After my previous issues, I decided to download and install Fedora 20 for my Puppet server VM. A friend had mentioned he prefers Linux distros with a v3 kernel. I installed it and downloaded Puppet Enterprise 3.2.2 for RHEL. I found out, however, that even though there’s mention of supported packages for Fedora, you can’t use the tarball because they say Fedora changes too often to be stable. If you run the installer it says “Unsupported Platform”. Oh well.
So, I downloaded and installed Ubuntu server. My friend also recommends this.
This time when I installed Puppet Enterprise from the tarball it all went well. It asked the question about installing the Cloud Provisioner and even appears to have installed that:
waulok@ubuntu:~/downloads/puppet-enterprise-3.2.2-ubuntu-12.04-amd64$ puppet help node_aws USAGE: puppet node_aws <action> This subcommand provides a command line interface to work with Amazon EC2 machine instances. The goal of these actions is to easily create new machines, install Puppet onto them, and tear them down when they're no longer required. OPTIONS: --render-as FORMAT - The rendering format to use. --verbose - Whether to log verbosely. --debug - Whether to log debug information. ACTIONS: bootstrap Create and initialize an EC2 instance using Puppet. create Create a new EC2 machine instance. fingerprint Make a best effort to securely obtain the SSH host key fingerprint. list List AWS EC2 machine instances. list_keynames List available AWS EC2 key names. terminate Terminate an EC2 machine instance. See 'puppet man node_aws' or 'man puppet-node_aws' for full help. waulok@ubuntu:~/downloads/puppet-enterprise-3.2.2-ubuntu-12.04-amd64$
Sweet! Okay, so now it appears we may be well on the way. I installed this as a Puppet Master installation and once I get my friend’s old laptop to install Ubuntu onto I will set it up as just an Agent Node.
I was going to use a free AWS EC2 server as the node, but then I’d need a resolvable address (DynDNS perhaps) and open ports into the home network. I think it’d just be much easier to use another computer on the local network. This is not to say I’d never use the Cloud Provisioner to test provisioning a free AWS EC2 server at a later date.

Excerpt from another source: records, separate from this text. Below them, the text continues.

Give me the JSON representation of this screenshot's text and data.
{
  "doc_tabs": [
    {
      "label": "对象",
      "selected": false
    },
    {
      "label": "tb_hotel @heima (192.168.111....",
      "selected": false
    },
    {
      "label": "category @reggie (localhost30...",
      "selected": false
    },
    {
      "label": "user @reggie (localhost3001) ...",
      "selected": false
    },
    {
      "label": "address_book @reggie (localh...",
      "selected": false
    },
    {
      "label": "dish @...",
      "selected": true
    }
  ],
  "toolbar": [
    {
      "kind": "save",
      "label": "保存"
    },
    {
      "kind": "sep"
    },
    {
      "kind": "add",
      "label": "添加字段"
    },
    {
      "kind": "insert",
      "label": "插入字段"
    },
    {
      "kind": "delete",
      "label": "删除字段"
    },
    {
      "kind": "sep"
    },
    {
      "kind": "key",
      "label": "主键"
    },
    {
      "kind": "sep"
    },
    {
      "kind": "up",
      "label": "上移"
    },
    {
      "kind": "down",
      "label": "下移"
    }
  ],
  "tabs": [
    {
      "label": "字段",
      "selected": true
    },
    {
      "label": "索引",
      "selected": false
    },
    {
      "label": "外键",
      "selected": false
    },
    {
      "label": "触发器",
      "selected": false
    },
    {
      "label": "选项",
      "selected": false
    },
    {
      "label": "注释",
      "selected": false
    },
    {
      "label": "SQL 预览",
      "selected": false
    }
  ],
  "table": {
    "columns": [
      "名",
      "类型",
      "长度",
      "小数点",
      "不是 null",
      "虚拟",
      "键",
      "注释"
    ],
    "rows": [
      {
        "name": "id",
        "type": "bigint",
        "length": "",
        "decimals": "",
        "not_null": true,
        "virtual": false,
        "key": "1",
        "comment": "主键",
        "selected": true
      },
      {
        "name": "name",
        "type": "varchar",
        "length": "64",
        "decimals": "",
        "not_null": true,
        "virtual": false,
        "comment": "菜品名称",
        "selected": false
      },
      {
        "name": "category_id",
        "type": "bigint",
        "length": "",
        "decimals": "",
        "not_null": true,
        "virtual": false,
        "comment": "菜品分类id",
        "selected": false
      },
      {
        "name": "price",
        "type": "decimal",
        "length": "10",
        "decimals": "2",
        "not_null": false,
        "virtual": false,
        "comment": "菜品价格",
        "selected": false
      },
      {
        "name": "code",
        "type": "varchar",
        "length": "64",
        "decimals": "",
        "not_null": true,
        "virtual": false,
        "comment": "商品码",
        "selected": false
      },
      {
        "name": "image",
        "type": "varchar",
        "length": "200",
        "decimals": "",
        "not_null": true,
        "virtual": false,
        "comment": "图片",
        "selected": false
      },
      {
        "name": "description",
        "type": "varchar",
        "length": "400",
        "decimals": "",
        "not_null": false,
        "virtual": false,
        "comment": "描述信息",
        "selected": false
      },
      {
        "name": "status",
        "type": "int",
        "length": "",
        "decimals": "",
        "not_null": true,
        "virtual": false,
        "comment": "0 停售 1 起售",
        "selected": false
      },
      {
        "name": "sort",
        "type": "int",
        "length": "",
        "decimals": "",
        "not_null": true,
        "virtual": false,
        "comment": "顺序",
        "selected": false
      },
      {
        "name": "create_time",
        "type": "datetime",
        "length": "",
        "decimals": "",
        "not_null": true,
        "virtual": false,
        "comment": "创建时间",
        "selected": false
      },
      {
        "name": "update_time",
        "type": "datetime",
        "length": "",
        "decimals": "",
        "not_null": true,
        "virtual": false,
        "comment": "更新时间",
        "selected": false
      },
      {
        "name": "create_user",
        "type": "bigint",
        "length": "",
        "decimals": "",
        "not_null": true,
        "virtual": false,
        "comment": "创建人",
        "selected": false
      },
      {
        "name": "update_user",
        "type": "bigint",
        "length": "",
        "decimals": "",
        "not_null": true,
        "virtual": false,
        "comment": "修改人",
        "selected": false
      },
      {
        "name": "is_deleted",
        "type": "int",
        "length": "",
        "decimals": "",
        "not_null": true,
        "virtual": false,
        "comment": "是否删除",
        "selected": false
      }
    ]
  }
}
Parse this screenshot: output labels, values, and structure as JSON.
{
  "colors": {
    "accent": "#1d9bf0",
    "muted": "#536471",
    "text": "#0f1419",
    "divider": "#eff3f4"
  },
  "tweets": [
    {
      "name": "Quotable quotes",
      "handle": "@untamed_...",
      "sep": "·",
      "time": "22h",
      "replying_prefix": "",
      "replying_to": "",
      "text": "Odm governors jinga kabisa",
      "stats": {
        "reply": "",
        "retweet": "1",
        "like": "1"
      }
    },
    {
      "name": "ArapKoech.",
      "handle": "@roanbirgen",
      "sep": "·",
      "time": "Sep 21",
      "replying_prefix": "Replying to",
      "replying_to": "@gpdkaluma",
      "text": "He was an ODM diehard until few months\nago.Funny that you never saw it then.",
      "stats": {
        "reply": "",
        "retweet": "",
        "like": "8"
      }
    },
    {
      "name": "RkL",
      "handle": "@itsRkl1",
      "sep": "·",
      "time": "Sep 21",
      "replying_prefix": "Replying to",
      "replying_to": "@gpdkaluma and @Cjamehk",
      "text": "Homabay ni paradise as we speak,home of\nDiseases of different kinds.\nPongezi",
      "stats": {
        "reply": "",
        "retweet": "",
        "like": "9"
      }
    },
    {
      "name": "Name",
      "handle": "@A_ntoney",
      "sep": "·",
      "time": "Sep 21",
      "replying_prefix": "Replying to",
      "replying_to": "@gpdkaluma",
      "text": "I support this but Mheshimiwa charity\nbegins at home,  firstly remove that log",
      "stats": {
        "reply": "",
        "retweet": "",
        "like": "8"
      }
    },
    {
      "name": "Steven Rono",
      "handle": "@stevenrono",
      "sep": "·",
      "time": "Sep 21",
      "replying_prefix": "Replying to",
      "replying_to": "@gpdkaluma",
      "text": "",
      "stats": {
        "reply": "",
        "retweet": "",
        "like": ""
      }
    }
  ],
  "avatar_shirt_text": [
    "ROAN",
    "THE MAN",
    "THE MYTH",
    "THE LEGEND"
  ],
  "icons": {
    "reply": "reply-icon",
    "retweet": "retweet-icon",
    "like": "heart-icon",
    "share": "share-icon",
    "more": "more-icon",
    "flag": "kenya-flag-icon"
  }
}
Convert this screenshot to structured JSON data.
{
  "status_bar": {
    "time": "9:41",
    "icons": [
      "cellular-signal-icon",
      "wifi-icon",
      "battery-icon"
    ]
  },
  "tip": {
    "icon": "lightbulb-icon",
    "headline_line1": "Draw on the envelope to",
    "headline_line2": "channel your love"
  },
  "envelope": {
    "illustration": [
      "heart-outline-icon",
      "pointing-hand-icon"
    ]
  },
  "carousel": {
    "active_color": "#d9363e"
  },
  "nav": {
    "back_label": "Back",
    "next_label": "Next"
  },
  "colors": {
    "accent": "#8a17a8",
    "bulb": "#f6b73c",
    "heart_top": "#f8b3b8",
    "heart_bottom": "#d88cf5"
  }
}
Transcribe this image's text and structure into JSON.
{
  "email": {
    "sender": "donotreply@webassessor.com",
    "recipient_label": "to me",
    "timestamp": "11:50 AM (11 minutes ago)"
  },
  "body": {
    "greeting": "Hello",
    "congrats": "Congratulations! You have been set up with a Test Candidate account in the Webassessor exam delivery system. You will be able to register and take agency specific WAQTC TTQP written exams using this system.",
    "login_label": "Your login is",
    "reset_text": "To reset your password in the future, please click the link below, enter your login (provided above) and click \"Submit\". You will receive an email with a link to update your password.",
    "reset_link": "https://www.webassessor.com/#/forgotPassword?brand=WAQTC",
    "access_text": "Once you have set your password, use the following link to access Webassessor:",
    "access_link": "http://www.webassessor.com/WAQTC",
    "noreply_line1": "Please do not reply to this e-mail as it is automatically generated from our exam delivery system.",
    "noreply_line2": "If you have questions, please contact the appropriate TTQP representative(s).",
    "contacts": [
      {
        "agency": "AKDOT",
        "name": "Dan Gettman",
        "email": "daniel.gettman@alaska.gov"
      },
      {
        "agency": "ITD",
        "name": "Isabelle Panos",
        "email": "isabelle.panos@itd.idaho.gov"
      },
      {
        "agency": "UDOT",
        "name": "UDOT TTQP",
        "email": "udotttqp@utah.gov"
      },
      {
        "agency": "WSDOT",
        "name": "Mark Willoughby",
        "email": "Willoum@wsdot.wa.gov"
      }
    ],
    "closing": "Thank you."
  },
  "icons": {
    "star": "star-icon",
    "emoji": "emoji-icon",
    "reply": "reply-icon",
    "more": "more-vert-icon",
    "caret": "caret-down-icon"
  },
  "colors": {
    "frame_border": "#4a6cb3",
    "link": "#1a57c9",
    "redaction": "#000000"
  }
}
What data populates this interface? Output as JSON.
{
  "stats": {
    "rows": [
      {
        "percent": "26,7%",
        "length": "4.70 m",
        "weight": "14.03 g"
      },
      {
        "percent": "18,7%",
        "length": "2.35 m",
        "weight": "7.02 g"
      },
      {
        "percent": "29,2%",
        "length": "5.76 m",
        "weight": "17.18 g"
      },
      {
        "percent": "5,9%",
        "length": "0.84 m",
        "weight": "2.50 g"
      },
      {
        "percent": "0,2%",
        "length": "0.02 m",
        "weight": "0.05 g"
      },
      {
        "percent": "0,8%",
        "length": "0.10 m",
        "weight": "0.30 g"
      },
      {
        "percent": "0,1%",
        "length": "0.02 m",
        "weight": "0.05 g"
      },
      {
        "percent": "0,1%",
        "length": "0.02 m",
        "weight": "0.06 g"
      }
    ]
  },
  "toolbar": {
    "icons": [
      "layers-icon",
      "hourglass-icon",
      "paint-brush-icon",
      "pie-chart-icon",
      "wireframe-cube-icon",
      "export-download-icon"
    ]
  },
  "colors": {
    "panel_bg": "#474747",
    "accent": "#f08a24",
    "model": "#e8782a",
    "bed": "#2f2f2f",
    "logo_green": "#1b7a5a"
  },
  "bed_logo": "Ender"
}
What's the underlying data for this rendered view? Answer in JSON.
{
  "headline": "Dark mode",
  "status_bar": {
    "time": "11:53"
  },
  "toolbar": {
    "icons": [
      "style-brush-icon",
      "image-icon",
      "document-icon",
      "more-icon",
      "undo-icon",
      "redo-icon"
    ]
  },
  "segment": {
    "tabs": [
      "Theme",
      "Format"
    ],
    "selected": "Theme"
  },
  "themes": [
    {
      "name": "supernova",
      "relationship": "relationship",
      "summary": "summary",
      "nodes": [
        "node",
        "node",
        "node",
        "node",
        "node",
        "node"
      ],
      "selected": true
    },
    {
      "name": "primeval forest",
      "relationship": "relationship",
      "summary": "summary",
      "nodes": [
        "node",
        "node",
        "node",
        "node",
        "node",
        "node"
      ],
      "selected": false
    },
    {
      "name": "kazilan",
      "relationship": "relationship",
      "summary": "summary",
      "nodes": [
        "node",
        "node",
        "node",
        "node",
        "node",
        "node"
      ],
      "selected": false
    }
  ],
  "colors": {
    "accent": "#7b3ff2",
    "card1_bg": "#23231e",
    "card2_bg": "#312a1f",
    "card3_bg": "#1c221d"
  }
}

All in all, I’d recommend installing Puppet Enterprise using the tarball and NOT the recommended packages as you get to install the Cloud Provisioner.
If you also wish to go with Ubuntu, I’d recommend the 12.04.4 server version. They have later versions but they’re not really supported with Puppet. Do yourself a favour and download it using Bittorrent from the Alternative Downloads page.